Stars are the passion of Peter Lord’s life, a fascination he said he shares with the human race throughout history.

“Look at primitive cultures throughout the world,” Lord said. “There is this sense of wanting to be connected with what’s out there.”

Since moving with his wife to Bernard on Mount Desert Island three years ago, Lord has been on a mission to spread the wonder of astronomy on MDI and beyond.

It’s been an abrupt career change for a late-in-life amateur astronomer. In the 1990s, Lord was content merely to work with machinery that would go out into the stars, designing satellite equipment in California.

His shift to astronomy resulted from a chance visit to a telescope store one day. For whatever reason, the store sparked something innate in Lord’s imagination.

“It just let off a firestorm of buying new equipment,” he said.

For the next few years, he tinkered with building his own telescopes and met with other amateur astronomers. But then he went back to school for a master’s degree at Stanford in liberal arts, not astronomy.

He put his budding astronomy interest on hold until he took a class on Dante’s Inferno. Lord discovered the classic poem was rife with detailed references to astronomy, and wrote his master’s thesis on the subject. He argued that astronomy was more than a number-crunching science; it was part of the human condition.

“This decision to look up and understand what we see…is at the main core of the liberal arts tradition,” Lord said.

Lord discovered his calling was to connect people with the forgotten passion of astronomy.

“The art of astronomy, not the science, didn’t have a voice,” he said.

But he wasn’t to do it in California. Lord said something tugged at him to return to MDI, where he spent childhood summers.

“This place continued to haunt me,” he said.

A move to the island was planned as a dream down the road, but during a family reunion in Maine, Lord and his wife decided to take the plunge and buy a shell of a cottage in Bernard.

At first, they pursued his astronomy interests as a commercial venture, and opened up a small store on a lobster pier in Bass Harbor. Around the same time, they built a guest cottage and observatory to rent out for vacationing stargazers. Because they had to book guests in advance, the rough construction of the observatory was barely complete before the first guests arrived.

“My poor first guests, they were wonderful,” he laughed.

The guest cottage has been “astronomically” successful, as stargazers have flocked to MDI to see the clear night sky they can’t see in cities or suburbs. It’s helped that most guests have the added bonus of Lord as their personal tour guide to the universe.

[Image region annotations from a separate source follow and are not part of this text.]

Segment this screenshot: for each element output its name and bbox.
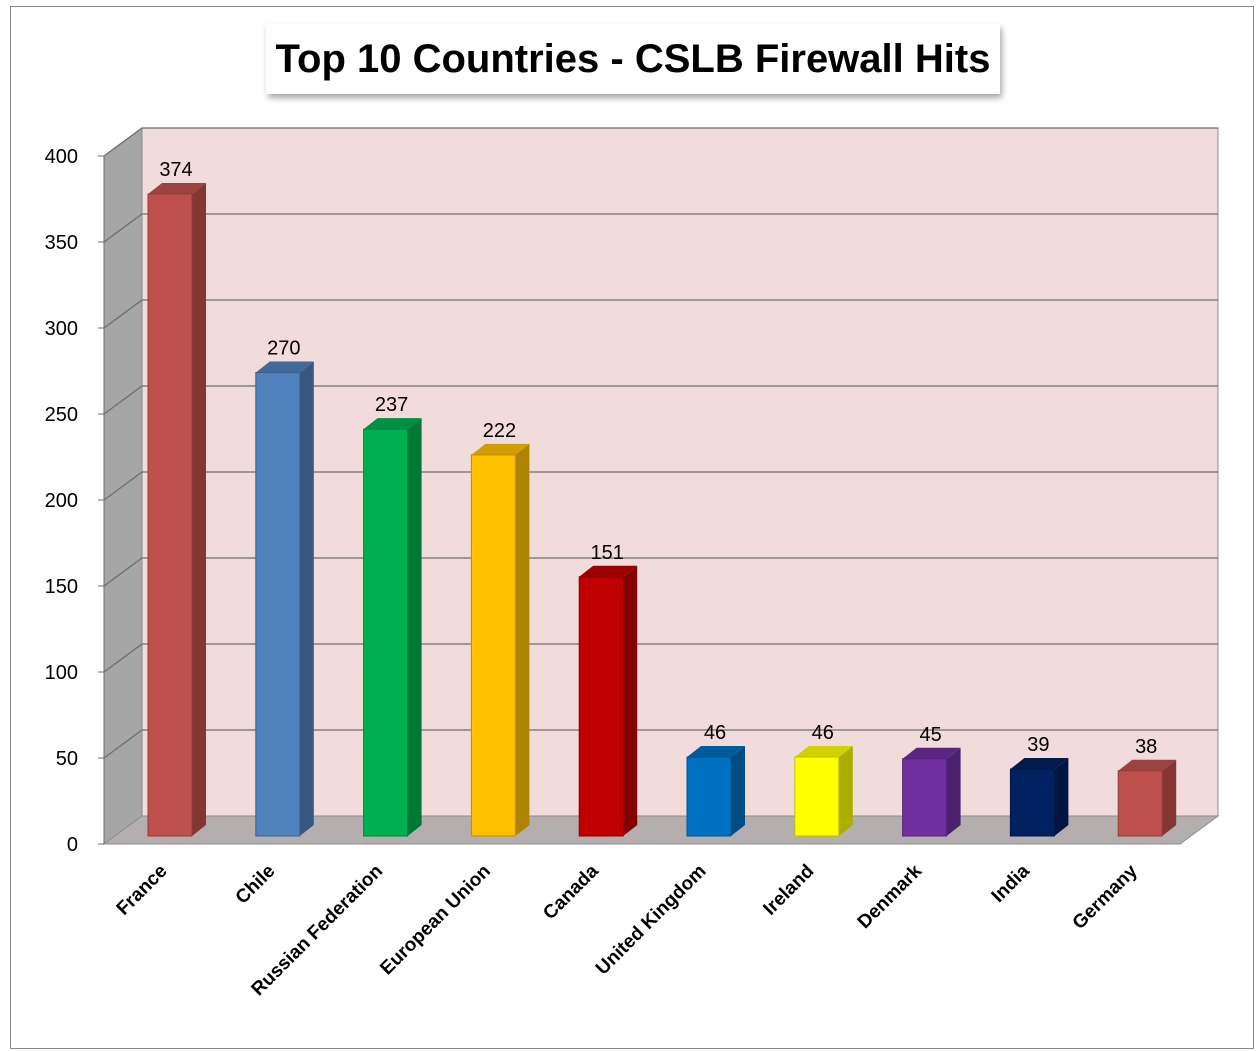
gridline: [103, 127, 1218, 157]
bar-top: [902, 747, 961, 759]
bar-front: [255, 372, 301, 837]
bar-side: [1162, 759, 1177, 836]
bar-canada: [578, 565, 638, 837]
bar-top: [579, 565, 638, 577]
bar-top: [687, 746, 745, 758]
gridline: [103, 299, 1218, 329]
chart-title: Top 10 Countries - CSLB Firewall Hits: [275, 36, 991, 81]
x-tick-label: India: [988, 860, 1035, 907]
bar-front: [902, 758, 948, 837]
y-tick-label: 350: [45, 232, 78, 254]
chart-title-box: Top 10 Countries - CSLB Firewall Hits: [266, 24, 1000, 94]
x-tick-label: Denmark: [854, 860, 927, 933]
x-tick-label: Canada: [539, 860, 603, 924]
bar-top: [1010, 758, 1069, 770]
y-tick-label: 400: [45, 146, 78, 168]
data-label: 222: [483, 420, 516, 442]
bar-france: [147, 183, 206, 837]
bar-side: [299, 361, 314, 836]
bar-side: [192, 183, 206, 836]
y-tick-label: 300: [45, 318, 78, 340]
bar-front: [578, 576, 624, 837]
y-axis: 0 50 100 150 200 250 300 350 400: [45, 146, 105, 856]
x-tick-label: United Kingdom: [592, 861, 711, 980]
y-tick-label: 100: [45, 662, 78, 684]
data-label: 46: [812, 722, 834, 744]
bar-united-kingdom: [686, 746, 745, 837]
bar-side: [946, 747, 961, 836]
bar-russian-federation: [363, 418, 422, 837]
bar-top: [255, 361, 314, 373]
bar-top: [471, 443, 530, 455]
bar-side: [838, 746, 853, 836]
bar-side: [1054, 758, 1069, 836]
data-label: 45: [919, 724, 941, 746]
gridlines: [103, 127, 1218, 759]
bar-front: [470, 454, 516, 837]
bar-denmark: [902, 747, 961, 837]
y-tick-label: 250: [45, 404, 78, 426]
bar-germany: [1117, 759, 1177, 837]
gridline: [103, 557, 1218, 587]
gridline: [103, 729, 1218, 759]
bar-ireland: [794, 746, 853, 837]
bars: [147, 183, 1177, 837]
data-label: 270: [267, 338, 300, 360]
gridline: [103, 213, 1218, 243]
bar-front: [147, 193, 193, 837]
bar-front: [686, 756, 732, 837]
y-tick-label: 150: [45, 576, 78, 598]
bar-european-union: [470, 443, 530, 837]
bar-top: [1118, 759, 1177, 771]
bar-front: [1009, 768, 1055, 837]
bar-side: [731, 746, 745, 836]
data-label: 46: [704, 722, 726, 744]
data-label: 39: [1027, 734, 1049, 756]
bar-top: [148, 183, 206, 194]
x-tick-label: European Union: [376, 861, 495, 980]
y-tick-label: 0: [67, 834, 78, 856]
gridline: [103, 385, 1218, 415]
x-tick-label: Chile: [232, 861, 280, 909]
data-label: 237: [375, 394, 408, 416]
bar-top: [794, 746, 853, 758]
x-tick-label: France: [113, 861, 172, 920]
x-tick-label: Germany: [1069, 860, 1142, 933]
bar-india: [1009, 758, 1069, 837]
gridline: [103, 643, 1218, 673]
data-label: 151: [591, 542, 624, 564]
data-labels: 374 270 237 222 151 46 46 45 39 38: [159, 159, 1157, 758]
bar-front: [1117, 770, 1163, 837]
data-label: 374: [159, 159, 192, 181]
bar-side: [407, 418, 422, 836]
gridline: [103, 471, 1218, 501]
bar-front: [794, 756, 840, 837]
data-label: 38: [1135, 736, 1157, 758]
x-tick-label: Ireland: [759, 861, 818, 920]
bar-front: [363, 428, 409, 837]
bar-side: [515, 443, 530, 836]
bar-chile: [255, 361, 314, 837]
bar-top: [363, 418, 422, 430]
bar-side: [623, 565, 638, 836]
y-tick-label: 200: [45, 490, 78, 512]
y-tick-label: 50: [56, 748, 78, 770]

But the astronomy store was not faring as well, and the rent was becoming more than the couple could afford.

At the same time, Lord was receiving an ever-increasing number of calls from local public school officials. Principals wanted his guidance in building astronomy curriculum, and teachers asked him to be a guest lecturer.

At first, Lord was reluctant to go into the classroom.

“The first public talk I had to give terrified me,” he said.

But his wife convinced him to try it, and Lord was soon a regular presence in many of the island’s public schools. He’s glad he listened to her because he’s enjoyed working with children.

“I literally get to watch their eyes light up,” he said. “That’s cool!”

Lord then stumbled upon a NASA grant program intended to ensure a quality supply of future engineers. The grant paid people like Lord to do exactly what he was doing. He applied and received a $10,000 grant, but because of a matching-funds component, he donated his classroom time.

“We were getting paid for half the work rather than getting paid for none of it,” he joked.

Lord also won a grant to teach a course called the Philosophy of Astronomy at the College of the Atlantic.

“In one year, I had gone from never being in front of the classroom to being all over the place,” he said.

Lord, along with a handful of other MDI astronomy aficionados, decided to form a non-profit organization called the Island Astronomy Institute. The Institute’s twofold mission is to help people embrace astronomy and preserve MDI’s dark sky from the threats of light pollution.